Mais on peut faire la même analyse pour le rapport juridique qui s'établit
entre l'usage et l'échange en général en particulier l'affranchissement du
droit d'aliénation (acheter, vendre, transmettre) vis-à-vis de la réalité
matérielle de l'actif concerné par la transaction aussi bien dans sa
dimension d'usage, de reproduction (fructus) que dans son image virtuelle.
Quel est le problème central de l'échange marchand dans l'économie du
capitalisme cognitif ?
Elle tient à notre sens au poids croissant des externalités positives (
plus qu'à celui des externalités négatives qui poussent, elles, au
contraire pour leur compensation, à une endogénéisation marchande ( voir la
question d'émission des permis de polluer) et aux nouvelles conditions
d'exercice de la coordination en univers incertain dans un contexte
d'interactions multiples, qui rend les coûts de transaction quasiment
infinis (recours au mécanismes des prix).
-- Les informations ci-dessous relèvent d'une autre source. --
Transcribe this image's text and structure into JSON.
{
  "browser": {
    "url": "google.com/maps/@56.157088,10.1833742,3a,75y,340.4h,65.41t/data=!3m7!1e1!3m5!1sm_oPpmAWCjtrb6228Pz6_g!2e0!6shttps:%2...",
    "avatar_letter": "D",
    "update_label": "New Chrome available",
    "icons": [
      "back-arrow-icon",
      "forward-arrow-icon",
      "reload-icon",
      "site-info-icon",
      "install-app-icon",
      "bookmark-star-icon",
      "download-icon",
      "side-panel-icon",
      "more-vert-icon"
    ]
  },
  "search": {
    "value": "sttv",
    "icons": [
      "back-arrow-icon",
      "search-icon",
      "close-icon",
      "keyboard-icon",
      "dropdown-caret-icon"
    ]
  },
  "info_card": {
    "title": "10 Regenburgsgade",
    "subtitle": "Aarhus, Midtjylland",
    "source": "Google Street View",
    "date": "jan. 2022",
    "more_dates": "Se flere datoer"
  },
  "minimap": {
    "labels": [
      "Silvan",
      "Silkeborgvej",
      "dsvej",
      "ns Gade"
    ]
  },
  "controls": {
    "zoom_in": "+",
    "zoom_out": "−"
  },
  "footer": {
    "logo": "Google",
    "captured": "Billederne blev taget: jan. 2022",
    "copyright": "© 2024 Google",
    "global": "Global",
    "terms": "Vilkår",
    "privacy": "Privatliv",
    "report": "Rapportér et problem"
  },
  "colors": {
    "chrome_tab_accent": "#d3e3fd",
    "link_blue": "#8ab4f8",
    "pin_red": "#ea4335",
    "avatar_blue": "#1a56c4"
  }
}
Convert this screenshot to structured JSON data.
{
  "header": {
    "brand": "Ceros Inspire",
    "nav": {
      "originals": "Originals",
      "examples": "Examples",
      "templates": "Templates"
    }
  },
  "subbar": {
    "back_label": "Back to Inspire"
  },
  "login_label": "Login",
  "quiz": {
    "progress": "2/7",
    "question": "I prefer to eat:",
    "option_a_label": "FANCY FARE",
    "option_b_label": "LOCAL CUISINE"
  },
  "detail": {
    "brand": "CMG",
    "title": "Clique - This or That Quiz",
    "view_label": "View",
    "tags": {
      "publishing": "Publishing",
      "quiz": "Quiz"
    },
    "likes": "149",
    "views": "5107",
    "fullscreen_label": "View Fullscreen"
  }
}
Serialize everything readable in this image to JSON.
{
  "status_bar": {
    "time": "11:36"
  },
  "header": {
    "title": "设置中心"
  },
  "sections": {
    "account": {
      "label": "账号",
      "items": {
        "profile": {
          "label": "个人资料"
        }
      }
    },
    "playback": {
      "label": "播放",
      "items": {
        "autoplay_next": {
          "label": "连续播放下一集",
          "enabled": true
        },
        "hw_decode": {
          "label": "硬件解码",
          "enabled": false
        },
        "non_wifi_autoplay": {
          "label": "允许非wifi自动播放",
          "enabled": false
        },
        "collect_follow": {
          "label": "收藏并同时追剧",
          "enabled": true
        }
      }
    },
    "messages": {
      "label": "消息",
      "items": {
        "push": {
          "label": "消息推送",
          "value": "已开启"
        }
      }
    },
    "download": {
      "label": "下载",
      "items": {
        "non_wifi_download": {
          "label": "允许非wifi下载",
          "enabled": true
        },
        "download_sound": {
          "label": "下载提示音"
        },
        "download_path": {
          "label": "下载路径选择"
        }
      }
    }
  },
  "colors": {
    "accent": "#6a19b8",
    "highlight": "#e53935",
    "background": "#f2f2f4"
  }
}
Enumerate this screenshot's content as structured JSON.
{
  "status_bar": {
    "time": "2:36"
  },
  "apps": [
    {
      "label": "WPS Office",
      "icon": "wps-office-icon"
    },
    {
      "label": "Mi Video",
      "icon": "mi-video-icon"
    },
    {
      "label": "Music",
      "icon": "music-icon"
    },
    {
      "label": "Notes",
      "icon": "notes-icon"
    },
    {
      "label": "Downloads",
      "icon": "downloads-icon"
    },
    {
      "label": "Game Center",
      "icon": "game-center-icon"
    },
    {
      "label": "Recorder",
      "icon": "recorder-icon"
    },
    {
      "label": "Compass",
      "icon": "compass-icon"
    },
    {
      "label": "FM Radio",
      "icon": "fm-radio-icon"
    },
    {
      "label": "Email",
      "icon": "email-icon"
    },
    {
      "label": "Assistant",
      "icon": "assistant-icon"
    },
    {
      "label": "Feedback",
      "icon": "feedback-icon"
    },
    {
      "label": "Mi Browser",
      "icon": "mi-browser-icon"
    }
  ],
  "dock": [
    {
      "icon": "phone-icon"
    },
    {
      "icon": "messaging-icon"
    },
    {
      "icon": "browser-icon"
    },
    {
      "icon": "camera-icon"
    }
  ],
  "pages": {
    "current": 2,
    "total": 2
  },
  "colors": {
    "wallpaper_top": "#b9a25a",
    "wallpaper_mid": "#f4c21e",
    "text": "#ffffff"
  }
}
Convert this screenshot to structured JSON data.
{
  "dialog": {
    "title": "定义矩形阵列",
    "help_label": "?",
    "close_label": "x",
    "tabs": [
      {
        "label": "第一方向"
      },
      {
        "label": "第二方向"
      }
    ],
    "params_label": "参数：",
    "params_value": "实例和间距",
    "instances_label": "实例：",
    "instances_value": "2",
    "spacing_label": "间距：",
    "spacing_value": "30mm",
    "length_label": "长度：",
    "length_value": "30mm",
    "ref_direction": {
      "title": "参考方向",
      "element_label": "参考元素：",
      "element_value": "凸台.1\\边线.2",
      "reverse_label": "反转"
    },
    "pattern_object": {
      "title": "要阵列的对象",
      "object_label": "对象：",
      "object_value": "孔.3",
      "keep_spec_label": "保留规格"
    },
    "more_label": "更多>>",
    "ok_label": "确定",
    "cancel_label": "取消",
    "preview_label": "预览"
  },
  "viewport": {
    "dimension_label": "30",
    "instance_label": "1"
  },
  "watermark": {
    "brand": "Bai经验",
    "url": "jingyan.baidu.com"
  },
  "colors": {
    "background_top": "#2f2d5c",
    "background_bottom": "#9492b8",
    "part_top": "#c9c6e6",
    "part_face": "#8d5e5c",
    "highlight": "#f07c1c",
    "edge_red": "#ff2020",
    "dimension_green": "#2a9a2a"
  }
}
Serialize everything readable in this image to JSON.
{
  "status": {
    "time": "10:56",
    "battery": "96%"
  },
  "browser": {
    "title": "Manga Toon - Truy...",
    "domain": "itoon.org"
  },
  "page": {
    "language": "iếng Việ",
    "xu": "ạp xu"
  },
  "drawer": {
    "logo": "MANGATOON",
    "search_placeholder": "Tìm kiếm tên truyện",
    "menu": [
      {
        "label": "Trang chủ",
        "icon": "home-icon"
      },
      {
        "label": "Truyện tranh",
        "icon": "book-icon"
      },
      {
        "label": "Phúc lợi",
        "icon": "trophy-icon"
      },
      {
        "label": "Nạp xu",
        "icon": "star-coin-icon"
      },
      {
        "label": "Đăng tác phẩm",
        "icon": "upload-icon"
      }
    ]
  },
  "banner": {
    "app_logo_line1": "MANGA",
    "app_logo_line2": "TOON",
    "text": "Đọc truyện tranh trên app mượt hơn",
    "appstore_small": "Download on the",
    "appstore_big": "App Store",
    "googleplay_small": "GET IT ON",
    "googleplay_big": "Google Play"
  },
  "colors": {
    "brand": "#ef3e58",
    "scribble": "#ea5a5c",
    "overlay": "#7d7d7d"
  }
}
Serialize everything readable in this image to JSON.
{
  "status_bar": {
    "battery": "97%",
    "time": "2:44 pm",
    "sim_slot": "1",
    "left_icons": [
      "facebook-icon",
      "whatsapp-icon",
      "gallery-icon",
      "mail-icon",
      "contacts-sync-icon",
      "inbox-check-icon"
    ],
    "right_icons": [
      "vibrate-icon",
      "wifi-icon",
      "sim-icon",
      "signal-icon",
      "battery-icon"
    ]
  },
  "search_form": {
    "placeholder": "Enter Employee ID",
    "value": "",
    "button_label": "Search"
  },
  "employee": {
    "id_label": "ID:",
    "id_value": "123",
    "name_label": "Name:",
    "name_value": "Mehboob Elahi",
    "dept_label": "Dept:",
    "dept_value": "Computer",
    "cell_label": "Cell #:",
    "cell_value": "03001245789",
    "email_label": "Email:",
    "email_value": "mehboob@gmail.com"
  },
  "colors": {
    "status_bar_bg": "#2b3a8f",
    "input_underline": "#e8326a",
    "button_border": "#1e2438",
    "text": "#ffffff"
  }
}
Cela se traduit par le fait que les biens et services présentent de moins
en moins les conditions canoniques d'une appropriabilité privative et d'une
monétisation marchande sauf dans un système de prix en réalité administrés
dès que l'on prend en compte l'importance des transferts incorporés en
amont et en aval de leur production.`
Les biens savoir et information ne présentent plus les caractères
d'exclusivité, de rivalité, de divisibilité, de difficulté de reproduction
et de rareté qui permettaient de marchandiser leur usage, leur fruit et
leur reproduction. ( cf Brad DeLong et Fromkin).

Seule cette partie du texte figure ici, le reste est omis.